Num tempo de profunda transformação e incerteza, marcado por crises ecológicas, sociais e espirituais, o ser humano distancia-se progressivamente da sua relação ancestral com o mundo natural e com a terra – esse lugar que o acolhe, o alimenta, lhe dá origem e, inevitavelmente, o há-de receber de volta. A exposição propõe-se como um gesto de reconexão com essa dimensão essencial, convocando a matéria terra não apenas como recurso, mas como presença viva, dotada de memória, história e dignidade.

O projecto expositivo é composto por desenhos realizados com terra sobre lixa, que exploram a rugosidade e resistência do suporte como metáfora do esforço e do desgaste implicados no acto de criação. Inclui ainda uma instalação que mimetiza o gesto da mão sobre a terra, aberta à participação do público, convidando cada visitante a sentir, modelar e transformar, restabelecendo assim uma experiência sensorial directa com a matéria primordial.

Integra também o vídeo “Casa da Minha Terra”, no qual a terra surge como elemento central, tanto estética como formal e conceptualmente. Este trabalho apresenta diferentes abordagens criativas que reflectem sobre a tentativa humana de dominar a matéria, mas revela igualmente a frustração e a raiva que emergem do pressentimento de uma perda irreversível – a perda da relação de pertença e interdependência com a terra, a perda da casa comum.

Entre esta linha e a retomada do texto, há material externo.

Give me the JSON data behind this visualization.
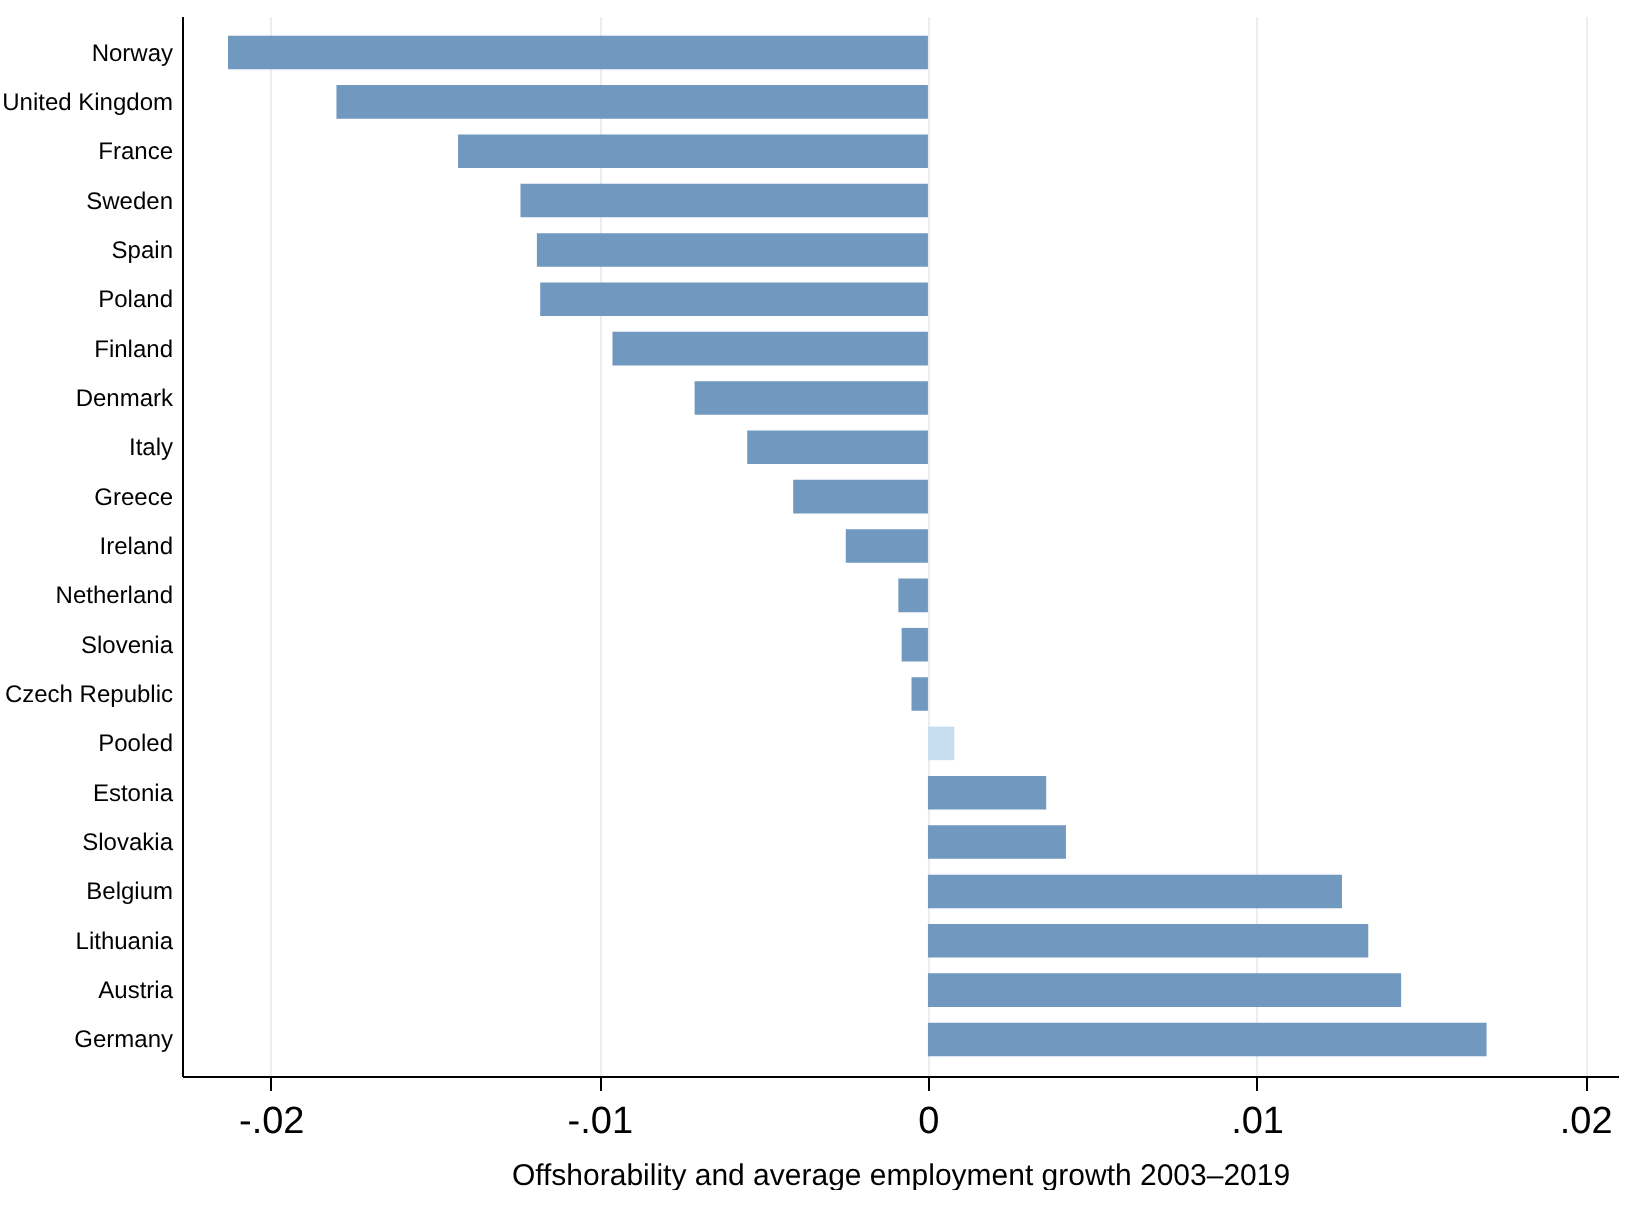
{
  "chart_data": {
    "type": "bar",
    "orientation": "horizontal",
    "xlabel": "Offshorability and average employment growth 2003–2019",
    "categories": [
      "Norway",
      "United Kingdom",
      "France",
      "Sweden",
      "Spain",
      "Poland",
      "Finland",
      "Denmark",
      "Italy",
      "Greece",
      "Ireland",
      "Netherland",
      "Slovenia",
      "Czech Republic",
      "Pooled",
      "Estonia",
      "Slovakia",
      "Belgium",
      "Lithuania",
      "Austria",
      "Germany"
    ],
    "values": [
      -0.0213,
      -0.018,
      -0.0143,
      -0.0124,
      -0.0119,
      -0.0118,
      -0.0096,
      -0.0071,
      -0.0055,
      -0.0041,
      -0.0025,
      -0.0009,
      -0.0008,
      -0.0005,
      0.0008,
      0.0036,
      0.0042,
      0.0126,
      0.0134,
      0.0144,
      0.017
    ],
    "colors": [
      "#7199bf",
      "#7199bf",
      "#7199bf",
      "#7199bf",
      "#7199bf",
      "#7199bf",
      "#7199bf",
      "#7199bf",
      "#7199bf",
      "#7199bf",
      "#7199bf",
      "#7199bf",
      "#7199bf",
      "#7199bf",
      "#c6dcef",
      "#7199bf",
      "#7199bf",
      "#7199bf",
      "#7199bf",
      "#7199bf",
      "#7199bf"
    ],
    "xlim": [
      -0.0227,
      0.021
    ],
    "xticks": [
      {
        "value": -0.02,
        "label": "-.02"
      },
      {
        "value": -0.01,
        "label": "-.01"
      },
      0,
      {
        "value": 0.01,
        "label": ".01"
      },
      {
        "value": 0.02,
        "label": ".02"
      }
    ],
    "grid": "x"
  }
}
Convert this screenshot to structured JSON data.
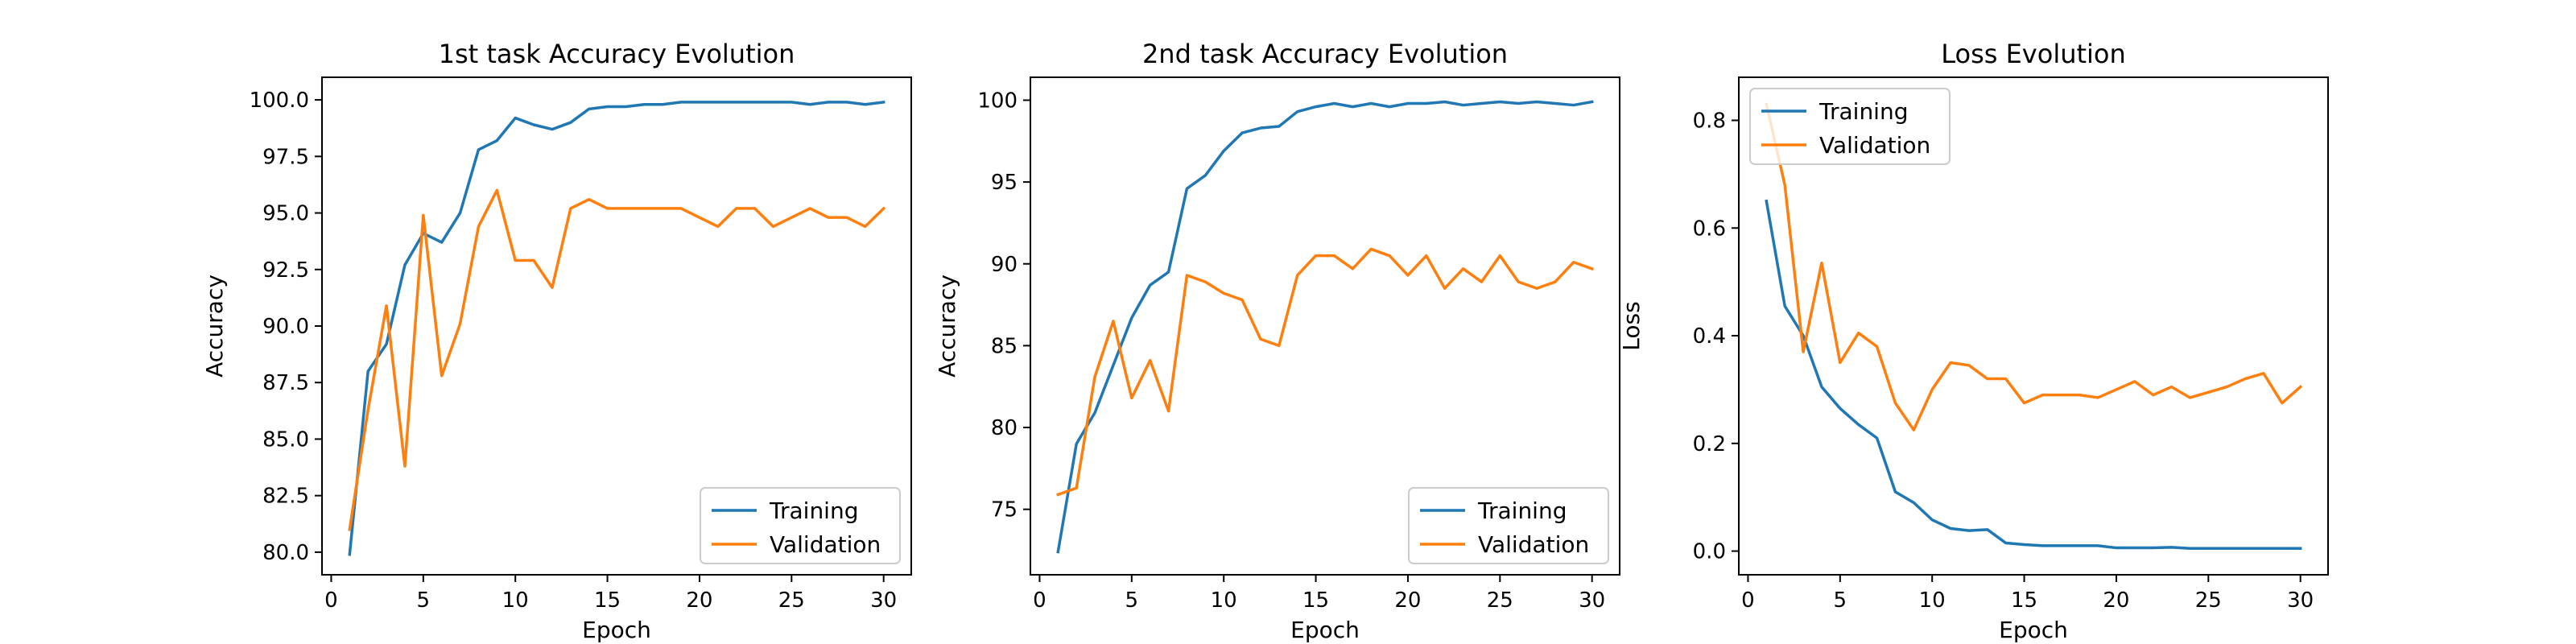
{
  "colors": {
    "training": "#1f77b4",
    "validation": "#ff7f0e"
  },
  "chart_data": [
    {
      "type": "line",
      "title": "1st task Accuracy Evolution",
      "xlabel": "Epoch",
      "ylabel": "Accuracy",
      "xlim": [
        -0.5,
        31.5
      ],
      "ylim": [
        79.0,
        101.0
      ],
      "xticks": [
        0,
        5,
        10,
        15,
        20,
        25,
        30
      ],
      "xtick_labels": [
        "0",
        "5",
        "10",
        "15",
        "20",
        "25",
        "30"
      ],
      "yticks": [
        80.0,
        82.5,
        85.0,
        87.5,
        90.0,
        92.5,
        95.0,
        97.5,
        100.0
      ],
      "ytick_labels": [
        "80.0",
        "82.5",
        "85.0",
        "87.5",
        "90.0",
        "92.5",
        "95.0",
        "97.5",
        "100.0"
      ],
      "legend_position": "lower-right",
      "x": [
        1,
        2,
        3,
        4,
        5,
        6,
        7,
        8,
        9,
        10,
        11,
        12,
        13,
        14,
        15,
        16,
        17,
        18,
        19,
        20,
        21,
        22,
        23,
        24,
        25,
        26,
        27,
        28,
        29,
        30
      ],
      "series": [
        {
          "name": "Training",
          "values": [
            79.9,
            88.0,
            89.2,
            92.7,
            94.1,
            93.7,
            95.0,
            97.8,
            98.2,
            99.2,
            98.9,
            98.7,
            99.0,
            99.6,
            99.7,
            99.7,
            99.8,
            99.8,
            99.9,
            99.9,
            99.9,
            99.9,
            99.9,
            99.9,
            99.9,
            99.8,
            99.9,
            99.9,
            99.8,
            99.9
          ]
        },
        {
          "name": "Validation",
          "values": [
            81.0,
            86.3,
            90.9,
            83.8,
            94.9,
            87.8,
            90.1,
            94.4,
            96.0,
            92.9,
            92.9,
            91.7,
            95.2,
            95.6,
            95.2,
            95.2,
            95.2,
            95.2,
            95.2,
            94.8,
            94.4,
            95.2,
            95.2,
            94.4,
            94.8,
            95.2,
            94.8,
            94.8,
            94.4,
            95.2
          ]
        }
      ]
    },
    {
      "type": "line",
      "title": "2nd task Accuracy Evolution",
      "xlabel": "Epoch",
      "ylabel": "Accuracy",
      "xlim": [
        -0.5,
        31.5
      ],
      "ylim": [
        71.0,
        101.4
      ],
      "xticks": [
        0,
        5,
        10,
        15,
        20,
        25,
        30
      ],
      "xtick_labels": [
        "0",
        "5",
        "10",
        "15",
        "20",
        "25",
        "30"
      ],
      "yticks": [
        75,
        80,
        85,
        90,
        95,
        100
      ],
      "ytick_labels": [
        "75",
        "80",
        "85",
        "90",
        "95",
        "100"
      ],
      "legend_position": "lower-right",
      "x": [
        1,
        2,
        3,
        4,
        5,
        6,
        7,
        8,
        9,
        10,
        11,
        12,
        13,
        14,
        15,
        16,
        17,
        18,
        19,
        20,
        21,
        22,
        23,
        24,
        25,
        26,
        27,
        28,
        29,
        30
      ],
      "series": [
        {
          "name": "Training",
          "values": [
            72.4,
            79.0,
            80.9,
            83.8,
            86.7,
            88.7,
            89.5,
            94.6,
            95.4,
            96.9,
            98.0,
            98.3,
            98.4,
            99.3,
            99.6,
            99.8,
            99.6,
            99.8,
            99.6,
            99.8,
            99.8,
            99.9,
            99.7,
            99.8,
            99.9,
            99.8,
            99.9,
            99.8,
            99.7,
            99.9
          ]
        },
        {
          "name": "Validation",
          "values": [
            75.9,
            76.3,
            83.1,
            86.5,
            81.8,
            84.1,
            81.0,
            89.3,
            88.9,
            88.2,
            87.8,
            85.4,
            85.0,
            89.3,
            90.5,
            90.5,
            89.7,
            90.9,
            90.5,
            89.3,
            90.5,
            88.5,
            89.7,
            88.9,
            90.5,
            88.9,
            88.5,
            88.9,
            90.1,
            89.7
          ]
        }
      ]
    },
    {
      "type": "line",
      "title": "Loss Evolution",
      "xlabel": "Epoch",
      "ylabel": "Loss",
      "xlim": [
        -0.5,
        31.5
      ],
      "ylim": [
        -0.044,
        0.88
      ],
      "xticks": [
        0,
        5,
        10,
        15,
        20,
        25,
        30
      ],
      "xtick_labels": [
        "0",
        "5",
        "10",
        "15",
        "20",
        "25",
        "30"
      ],
      "yticks": [
        0.0,
        0.2,
        0.4,
        0.6,
        0.8
      ],
      "ytick_labels": [
        "0.0",
        "0.2",
        "0.4",
        "0.6",
        "0.8"
      ],
      "legend_position": "upper-left",
      "x": [
        1,
        2,
        3,
        4,
        5,
        6,
        7,
        8,
        9,
        10,
        11,
        12,
        13,
        14,
        15,
        16,
        17,
        18,
        19,
        20,
        21,
        22,
        23,
        24,
        25,
        26,
        27,
        28,
        29,
        30
      ],
      "series": [
        {
          "name": "Training",
          "values": [
            0.65,
            0.455,
            0.4,
            0.305,
            0.265,
            0.235,
            0.21,
            0.11,
            0.09,
            0.058,
            0.042,
            0.038,
            0.04,
            0.015,
            0.012,
            0.01,
            0.01,
            0.01,
            0.01,
            0.006,
            0.006,
            0.006,
            0.007,
            0.005,
            0.005,
            0.005,
            0.005,
            0.005,
            0.005,
            0.005
          ]
        },
        {
          "name": "Validation",
          "values": [
            0.83,
            0.68,
            0.37,
            0.535,
            0.35,
            0.405,
            0.38,
            0.275,
            0.225,
            0.3,
            0.35,
            0.345,
            0.32,
            0.32,
            0.275,
            0.29,
            0.29,
            0.29,
            0.285,
            0.3,
            0.315,
            0.29,
            0.305,
            0.285,
            0.295,
            0.305,
            0.32,
            0.33,
            0.275,
            0.305
          ]
        }
      ]
    }
  ]
}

“Terra” é, assim, uma exposição que procura evocar, sensibilizar e questionar. Evocar a memória ancestral de um vínculo que nos sustenta, sensibilizar para a experiência táctil, visual e espiritual da matéria, e questionar a forma como nos relacionamos com aquilo que, sendo o nosso fundamento, se tornou objecto de dominação e exploração. É, acima de tudo, um convite a regressar ao lugar de onde viemos – a terra como casa, alimento e destino.